With current seed-cleaning technology and the correspondingly low trace THC levels in hemp oil and shelled hempseed, producing a confirmed positive test result would require that unrealistically high amounts of hemp oil or shelled hempseed be eaten. The practice of "confirming" all urine samples, which test positive in an initial screening test is followed by all federal and most private employers. Because some employers and law enforcement agencies rely on screening tests only, screening positive results caused by copious hemp food ingestion are conceivable, yet not likely. To view a summary of the study, click here. (PDF file 21k)
As for body care products, there is no issue whatsoever. A second study evaluated the concern that extended topical application of hemp cosmetic products would interfere with workplace drug-testing programs in the United States.
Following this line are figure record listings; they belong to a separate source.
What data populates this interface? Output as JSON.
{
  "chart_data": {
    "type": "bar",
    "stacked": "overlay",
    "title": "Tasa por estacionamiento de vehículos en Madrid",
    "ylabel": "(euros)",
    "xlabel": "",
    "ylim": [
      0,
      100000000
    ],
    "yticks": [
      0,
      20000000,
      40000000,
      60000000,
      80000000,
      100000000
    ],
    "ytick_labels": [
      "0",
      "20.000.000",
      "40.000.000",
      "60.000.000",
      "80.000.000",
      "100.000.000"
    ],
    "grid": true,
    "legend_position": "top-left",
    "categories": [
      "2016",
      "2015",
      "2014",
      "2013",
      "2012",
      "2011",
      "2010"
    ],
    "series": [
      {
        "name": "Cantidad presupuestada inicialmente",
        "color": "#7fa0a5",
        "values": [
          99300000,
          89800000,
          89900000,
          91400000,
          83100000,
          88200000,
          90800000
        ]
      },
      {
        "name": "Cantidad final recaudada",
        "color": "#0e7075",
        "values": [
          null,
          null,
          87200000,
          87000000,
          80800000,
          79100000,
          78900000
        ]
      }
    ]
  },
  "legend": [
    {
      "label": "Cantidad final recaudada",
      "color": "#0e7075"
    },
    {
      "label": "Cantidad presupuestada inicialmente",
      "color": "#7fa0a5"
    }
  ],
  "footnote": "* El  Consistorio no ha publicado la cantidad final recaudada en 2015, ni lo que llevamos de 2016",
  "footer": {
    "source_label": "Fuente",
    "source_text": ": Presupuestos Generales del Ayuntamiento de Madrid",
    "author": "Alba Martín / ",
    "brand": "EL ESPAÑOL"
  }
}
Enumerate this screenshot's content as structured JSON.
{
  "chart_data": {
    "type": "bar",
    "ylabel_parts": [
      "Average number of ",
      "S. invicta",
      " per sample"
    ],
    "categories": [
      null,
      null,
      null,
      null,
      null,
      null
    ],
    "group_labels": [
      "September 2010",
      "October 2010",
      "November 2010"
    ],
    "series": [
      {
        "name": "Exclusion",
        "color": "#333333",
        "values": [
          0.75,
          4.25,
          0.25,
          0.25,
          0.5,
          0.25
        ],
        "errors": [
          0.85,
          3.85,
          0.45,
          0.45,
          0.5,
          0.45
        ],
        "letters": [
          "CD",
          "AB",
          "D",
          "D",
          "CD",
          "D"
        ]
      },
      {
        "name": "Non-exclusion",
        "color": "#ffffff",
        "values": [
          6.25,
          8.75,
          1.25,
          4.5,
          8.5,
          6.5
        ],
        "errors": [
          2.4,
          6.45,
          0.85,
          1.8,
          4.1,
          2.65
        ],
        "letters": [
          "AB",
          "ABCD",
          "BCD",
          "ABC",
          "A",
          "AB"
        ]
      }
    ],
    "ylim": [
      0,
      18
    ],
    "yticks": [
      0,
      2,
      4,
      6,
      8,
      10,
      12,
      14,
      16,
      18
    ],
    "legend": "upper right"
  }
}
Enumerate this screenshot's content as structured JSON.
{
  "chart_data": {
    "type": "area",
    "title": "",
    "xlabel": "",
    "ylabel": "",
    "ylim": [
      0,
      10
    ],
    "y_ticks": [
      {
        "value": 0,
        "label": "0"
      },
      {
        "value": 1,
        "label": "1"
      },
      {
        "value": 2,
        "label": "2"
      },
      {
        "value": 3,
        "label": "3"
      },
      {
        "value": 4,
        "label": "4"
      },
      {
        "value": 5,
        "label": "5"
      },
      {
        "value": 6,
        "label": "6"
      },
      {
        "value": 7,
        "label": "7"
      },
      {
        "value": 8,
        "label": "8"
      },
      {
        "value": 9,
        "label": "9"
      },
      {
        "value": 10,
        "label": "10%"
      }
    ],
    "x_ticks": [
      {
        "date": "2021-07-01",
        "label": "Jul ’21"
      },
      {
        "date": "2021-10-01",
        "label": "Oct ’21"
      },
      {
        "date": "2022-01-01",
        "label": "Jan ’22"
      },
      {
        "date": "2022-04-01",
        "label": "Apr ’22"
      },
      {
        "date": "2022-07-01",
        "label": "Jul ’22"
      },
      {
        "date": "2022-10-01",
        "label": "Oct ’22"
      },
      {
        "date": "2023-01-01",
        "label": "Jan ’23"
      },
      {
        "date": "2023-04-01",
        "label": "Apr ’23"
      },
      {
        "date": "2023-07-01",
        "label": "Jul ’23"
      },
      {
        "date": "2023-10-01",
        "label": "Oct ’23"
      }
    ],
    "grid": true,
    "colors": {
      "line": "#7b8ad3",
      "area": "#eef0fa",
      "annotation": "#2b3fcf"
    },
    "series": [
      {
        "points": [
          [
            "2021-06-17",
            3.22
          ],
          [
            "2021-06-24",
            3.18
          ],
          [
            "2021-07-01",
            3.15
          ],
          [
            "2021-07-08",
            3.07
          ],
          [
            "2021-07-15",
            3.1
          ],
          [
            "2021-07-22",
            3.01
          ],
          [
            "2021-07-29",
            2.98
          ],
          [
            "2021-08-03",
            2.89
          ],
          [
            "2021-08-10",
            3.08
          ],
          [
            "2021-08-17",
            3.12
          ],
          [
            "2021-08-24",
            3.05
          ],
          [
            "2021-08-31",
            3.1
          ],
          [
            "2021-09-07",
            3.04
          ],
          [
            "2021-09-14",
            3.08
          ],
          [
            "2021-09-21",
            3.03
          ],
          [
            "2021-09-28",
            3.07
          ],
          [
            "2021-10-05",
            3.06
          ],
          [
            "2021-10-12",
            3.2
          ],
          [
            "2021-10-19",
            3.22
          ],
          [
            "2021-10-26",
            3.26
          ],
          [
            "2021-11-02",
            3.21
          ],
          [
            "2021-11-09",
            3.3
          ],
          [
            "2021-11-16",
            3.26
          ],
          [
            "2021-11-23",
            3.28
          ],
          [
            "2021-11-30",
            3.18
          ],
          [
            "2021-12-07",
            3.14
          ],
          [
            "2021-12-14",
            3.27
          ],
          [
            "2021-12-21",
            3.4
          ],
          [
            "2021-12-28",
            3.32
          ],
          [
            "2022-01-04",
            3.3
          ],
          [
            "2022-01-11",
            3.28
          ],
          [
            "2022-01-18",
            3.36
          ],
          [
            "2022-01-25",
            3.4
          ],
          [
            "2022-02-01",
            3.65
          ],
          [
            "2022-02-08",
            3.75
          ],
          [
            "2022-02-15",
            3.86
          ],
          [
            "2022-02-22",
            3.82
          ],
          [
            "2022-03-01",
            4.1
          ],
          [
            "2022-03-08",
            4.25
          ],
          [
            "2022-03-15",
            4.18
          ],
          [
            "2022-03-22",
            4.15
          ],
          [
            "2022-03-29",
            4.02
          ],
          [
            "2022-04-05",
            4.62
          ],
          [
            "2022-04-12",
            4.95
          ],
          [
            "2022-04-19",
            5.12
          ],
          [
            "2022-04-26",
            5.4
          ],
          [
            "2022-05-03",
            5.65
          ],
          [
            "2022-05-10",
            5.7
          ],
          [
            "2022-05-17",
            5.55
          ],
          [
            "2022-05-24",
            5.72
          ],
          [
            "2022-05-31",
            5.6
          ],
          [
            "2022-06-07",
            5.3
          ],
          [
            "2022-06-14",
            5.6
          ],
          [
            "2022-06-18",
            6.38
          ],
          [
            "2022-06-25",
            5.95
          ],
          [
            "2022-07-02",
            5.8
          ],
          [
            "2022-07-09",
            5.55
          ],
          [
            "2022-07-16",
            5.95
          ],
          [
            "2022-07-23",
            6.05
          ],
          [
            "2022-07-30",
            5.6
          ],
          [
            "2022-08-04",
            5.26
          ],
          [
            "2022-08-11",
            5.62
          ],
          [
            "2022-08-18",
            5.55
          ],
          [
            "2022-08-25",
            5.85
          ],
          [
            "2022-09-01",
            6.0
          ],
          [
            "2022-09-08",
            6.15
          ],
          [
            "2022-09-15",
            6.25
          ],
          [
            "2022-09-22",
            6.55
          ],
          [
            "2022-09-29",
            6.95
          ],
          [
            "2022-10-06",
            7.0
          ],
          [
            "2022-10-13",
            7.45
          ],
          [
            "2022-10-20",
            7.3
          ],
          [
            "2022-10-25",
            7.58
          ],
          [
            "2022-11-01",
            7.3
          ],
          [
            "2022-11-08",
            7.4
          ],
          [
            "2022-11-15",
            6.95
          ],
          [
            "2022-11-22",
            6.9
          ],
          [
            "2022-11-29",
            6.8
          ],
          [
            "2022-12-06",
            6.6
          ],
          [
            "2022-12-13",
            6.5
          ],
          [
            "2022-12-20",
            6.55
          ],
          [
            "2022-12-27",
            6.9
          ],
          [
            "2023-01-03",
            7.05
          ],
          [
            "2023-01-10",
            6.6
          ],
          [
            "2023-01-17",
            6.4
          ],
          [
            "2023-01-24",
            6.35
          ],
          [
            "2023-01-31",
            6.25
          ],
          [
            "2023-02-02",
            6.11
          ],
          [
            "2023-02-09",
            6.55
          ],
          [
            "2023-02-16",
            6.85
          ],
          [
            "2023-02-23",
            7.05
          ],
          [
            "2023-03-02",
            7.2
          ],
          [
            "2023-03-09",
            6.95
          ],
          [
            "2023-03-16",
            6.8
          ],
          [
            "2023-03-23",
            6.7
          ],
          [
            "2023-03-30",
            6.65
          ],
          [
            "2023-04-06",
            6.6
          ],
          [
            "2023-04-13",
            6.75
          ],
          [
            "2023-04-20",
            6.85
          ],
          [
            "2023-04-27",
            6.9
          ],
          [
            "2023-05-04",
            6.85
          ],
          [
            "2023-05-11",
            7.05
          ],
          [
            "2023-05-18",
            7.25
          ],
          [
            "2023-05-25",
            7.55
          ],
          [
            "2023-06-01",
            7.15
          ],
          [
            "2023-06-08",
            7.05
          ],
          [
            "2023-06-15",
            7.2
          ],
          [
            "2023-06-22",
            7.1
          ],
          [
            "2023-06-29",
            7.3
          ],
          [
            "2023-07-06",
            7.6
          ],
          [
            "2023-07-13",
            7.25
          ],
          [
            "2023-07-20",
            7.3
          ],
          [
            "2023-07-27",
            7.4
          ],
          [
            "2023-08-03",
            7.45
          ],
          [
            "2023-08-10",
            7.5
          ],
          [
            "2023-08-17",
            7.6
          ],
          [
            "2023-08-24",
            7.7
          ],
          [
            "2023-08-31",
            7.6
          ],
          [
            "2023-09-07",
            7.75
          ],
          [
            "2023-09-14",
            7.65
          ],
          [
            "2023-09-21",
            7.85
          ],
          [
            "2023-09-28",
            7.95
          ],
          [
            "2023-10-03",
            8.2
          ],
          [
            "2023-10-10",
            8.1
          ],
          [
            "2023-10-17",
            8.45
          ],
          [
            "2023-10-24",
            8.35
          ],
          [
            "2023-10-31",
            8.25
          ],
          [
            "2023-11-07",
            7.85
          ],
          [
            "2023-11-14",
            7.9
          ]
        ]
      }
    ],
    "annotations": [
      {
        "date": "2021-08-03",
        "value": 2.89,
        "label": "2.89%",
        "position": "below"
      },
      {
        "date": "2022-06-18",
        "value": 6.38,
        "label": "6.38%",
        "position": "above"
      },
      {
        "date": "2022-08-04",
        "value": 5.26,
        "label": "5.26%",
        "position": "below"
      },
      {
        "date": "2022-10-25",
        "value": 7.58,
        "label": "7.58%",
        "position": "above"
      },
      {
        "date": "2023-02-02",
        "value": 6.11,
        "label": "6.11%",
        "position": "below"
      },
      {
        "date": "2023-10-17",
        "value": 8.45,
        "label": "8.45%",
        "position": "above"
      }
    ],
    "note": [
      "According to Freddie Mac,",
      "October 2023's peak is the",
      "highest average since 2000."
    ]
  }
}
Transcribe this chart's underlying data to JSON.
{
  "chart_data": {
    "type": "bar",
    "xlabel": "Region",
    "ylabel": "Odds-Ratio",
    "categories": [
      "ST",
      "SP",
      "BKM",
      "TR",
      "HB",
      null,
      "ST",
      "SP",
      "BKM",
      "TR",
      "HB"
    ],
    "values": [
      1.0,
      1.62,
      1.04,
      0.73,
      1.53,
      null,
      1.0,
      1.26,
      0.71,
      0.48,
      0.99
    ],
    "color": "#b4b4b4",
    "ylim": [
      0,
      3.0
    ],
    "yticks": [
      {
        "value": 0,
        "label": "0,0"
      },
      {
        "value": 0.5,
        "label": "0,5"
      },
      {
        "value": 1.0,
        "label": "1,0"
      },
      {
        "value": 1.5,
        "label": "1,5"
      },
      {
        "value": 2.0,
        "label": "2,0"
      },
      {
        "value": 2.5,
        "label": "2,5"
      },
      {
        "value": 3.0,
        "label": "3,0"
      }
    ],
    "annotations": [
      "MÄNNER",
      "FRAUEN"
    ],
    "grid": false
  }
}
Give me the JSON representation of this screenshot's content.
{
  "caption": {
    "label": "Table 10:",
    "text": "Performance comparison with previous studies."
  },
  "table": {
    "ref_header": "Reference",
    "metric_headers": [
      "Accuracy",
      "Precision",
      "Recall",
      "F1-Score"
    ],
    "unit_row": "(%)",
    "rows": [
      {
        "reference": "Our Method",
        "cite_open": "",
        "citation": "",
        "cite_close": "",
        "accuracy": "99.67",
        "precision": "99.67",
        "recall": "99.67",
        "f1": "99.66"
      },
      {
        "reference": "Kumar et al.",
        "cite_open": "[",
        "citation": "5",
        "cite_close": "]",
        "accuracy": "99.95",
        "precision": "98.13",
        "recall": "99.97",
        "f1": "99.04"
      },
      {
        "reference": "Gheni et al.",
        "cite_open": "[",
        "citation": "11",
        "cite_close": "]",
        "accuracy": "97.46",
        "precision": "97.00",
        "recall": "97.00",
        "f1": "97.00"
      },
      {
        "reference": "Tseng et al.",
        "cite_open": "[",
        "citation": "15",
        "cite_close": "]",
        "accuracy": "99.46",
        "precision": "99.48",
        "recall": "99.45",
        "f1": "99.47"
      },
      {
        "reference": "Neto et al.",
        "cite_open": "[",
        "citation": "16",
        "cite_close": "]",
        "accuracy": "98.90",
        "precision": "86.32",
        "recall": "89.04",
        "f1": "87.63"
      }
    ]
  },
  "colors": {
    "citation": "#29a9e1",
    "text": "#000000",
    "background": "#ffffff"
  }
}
The study shows that no significant transdermal uptake of THC would occur even in a worst-case scenario of highly compromised skin, full-body application of hemp oil and 10 ppm THC in the hemp oil (the maximum limit allowed by Canadian law). To view the assessment, click here. (PDF file 277k)
These and similar findings have not kept the federal government from using past drug-test interference problems as its pretext to harass the hemp industry. This irrational policy is especially puzzling as the DEA has quite sensibly not attacked poppy seed bagels and pastries for promoting opium use, despite the fact that poppy seeds come from the same species as the opium poppy and contain trace opiates which interfere with current narcotics drug-testing.